In CGR’s efforts to expand its team and pose a greater threat to Team Penske and Andretti Autosport, Rosenqvist’s countryman Marcus Ericsson was added as a third entry for 2020. The onboarding process, as CGR monopolizes the Swedish driving talent in the series, has been a positive for the driver referred to as ‘Fro,’ ‘Frosenqvist,’ and ‘Rosie’ within the team.

“I think the team has taken a really good trajectory since Marcus came along,” he said. “Both when it comes to off-track, I think it’s more fun when he’s in the team, definitely. Because it’s just more… It’s another good dude to hang out with, you know? And also, his crew, which is from the [former] Ganassi sports car team, is bringing a lot of knowledge as well.
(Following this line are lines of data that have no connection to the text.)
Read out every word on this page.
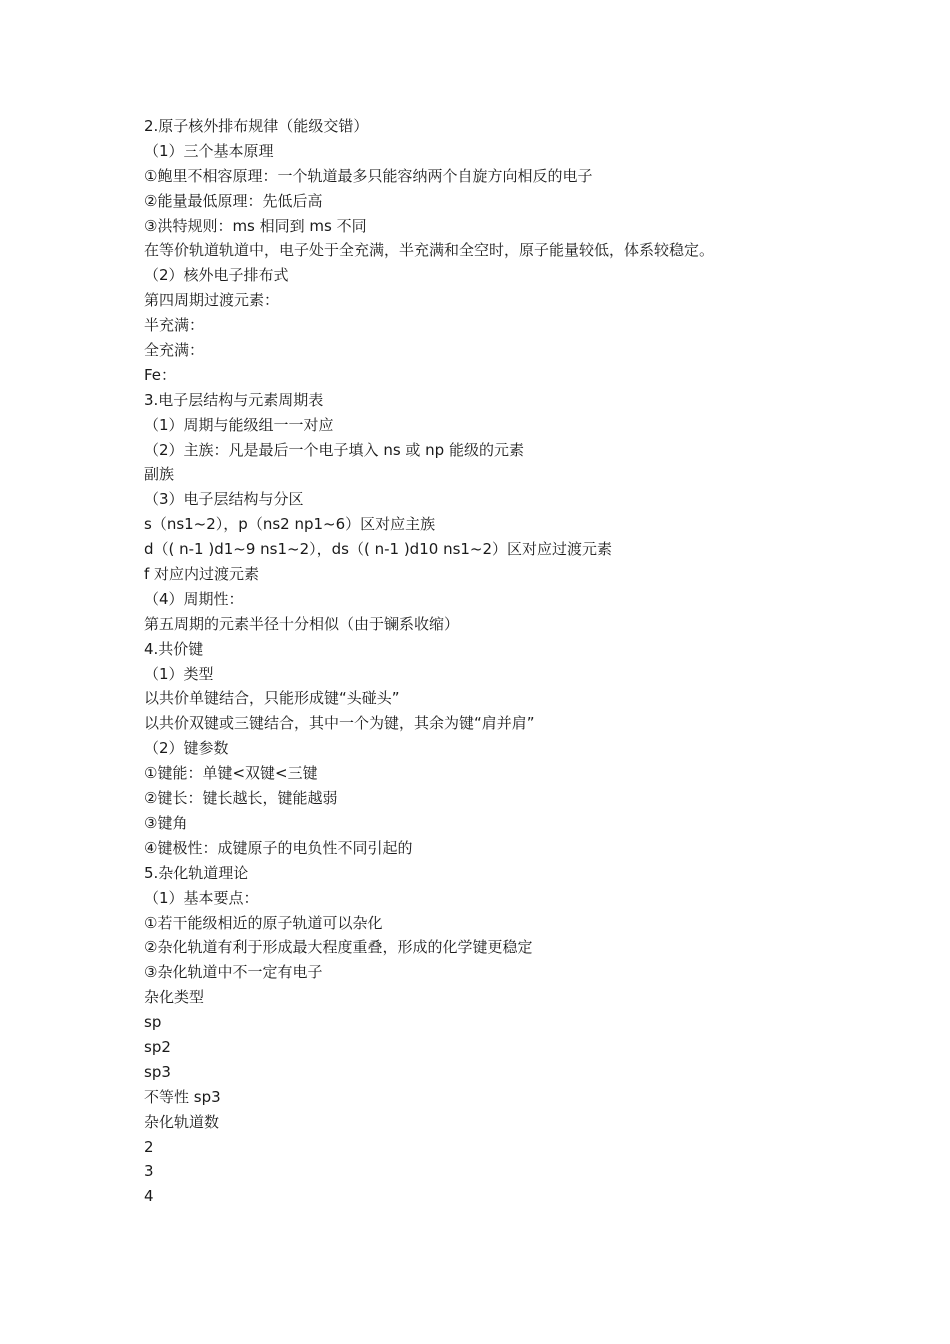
2.原子核外排布规律（能级交错）

（1）三个基本原理

①鲍里不相容原理：一个轨道最多只能容纳两个自旋方向相反的电子

②能量最低原理：先低后高

③洪特规则：ms 相同到 ms 不同

在等价轨道轨道中，电子处于全充满，半充满和全空时，原子能量较低，体系较稳定。

（2）核外电子排布式

第四周期过渡元素：

半充满：

全充满：

Fe：

3.电子层结构与元素周期表

（1）周期与能级组一一对应

（2）主族：凡是最后一个电子填入 ns 或 np 能级的元素

副族

（3）电子层结构与分区

s（ns1~2），p（ns2 np1~6）区对应主族

d（( n-1 )d1~9 ns1~2），ds（( n-1 )d10 ns1~2）区对应过渡元素

f 对应内过渡元素

（4）周期性：

第五周期的元素半径十分相似（由于镧系收缩）

4.共价键

（1）类型

以共价单键结合，只能形成键“头碰头”

以共价双键或三键结合，其中一个为键，其余为键“肩并肩”

（2）键参数

①键能：单键<双键<三键

②键长：键长越长，键能越弱

③键角

④键极性：成键原子的电负性不同引起的

5.杂化轨道理论

（1）基本要点：

①若干能级相近的原子轨道可以杂化

②杂化轨道有利于形成最大程度重叠，形成的化学键更稳定

③杂化轨道中不一定有电子

杂化类型

sp

sp2

sp3

不等性 sp3

杂化轨道数

2

3

4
“And the team in general seems to be on a good trend from having a couple of tough years. So yeah, I think all those little things and differences will definitely add up, I hope, to a better year for myself, and Scott, and Marcus. But I’m not going to give any numbers on how I expect us to do or say anything I’ll regret saying later, but hope I can back up all those things I said. That’s why I’m here.”

After cycling through a few different drivers in the wake of Dario Franchitti’s retirement following the 2013 season, there’s a definite feeling within CGR that Rosenqvist can join Dixon as a team leader and, whenever the 39-year old New Zealander decides to retire, continue his front-running tradition.

Those feelings, however, need to be solidified with results and consistency, and from his perspective, everyone at the team is pulling for his long-term success.

“Well, I feel like I have good trust and support in all my crew,” he said. “They certainly do believe in my abilities. And especially, ending the year on such a high that we did, everyone’s just been as excited as I am to get back on track. I mean, we all live with pressure. That’s always going to be there. There’s never going to be a season in your life where you don’t feel that it’s going to be the most important one of your life.

“So, yeah, that’s again something, the more you think about it, probably the worse you’re going to be. But I feel we’re ready. That’s all we need to think about for the moment. And then the pressure and all that can come when it wants to.”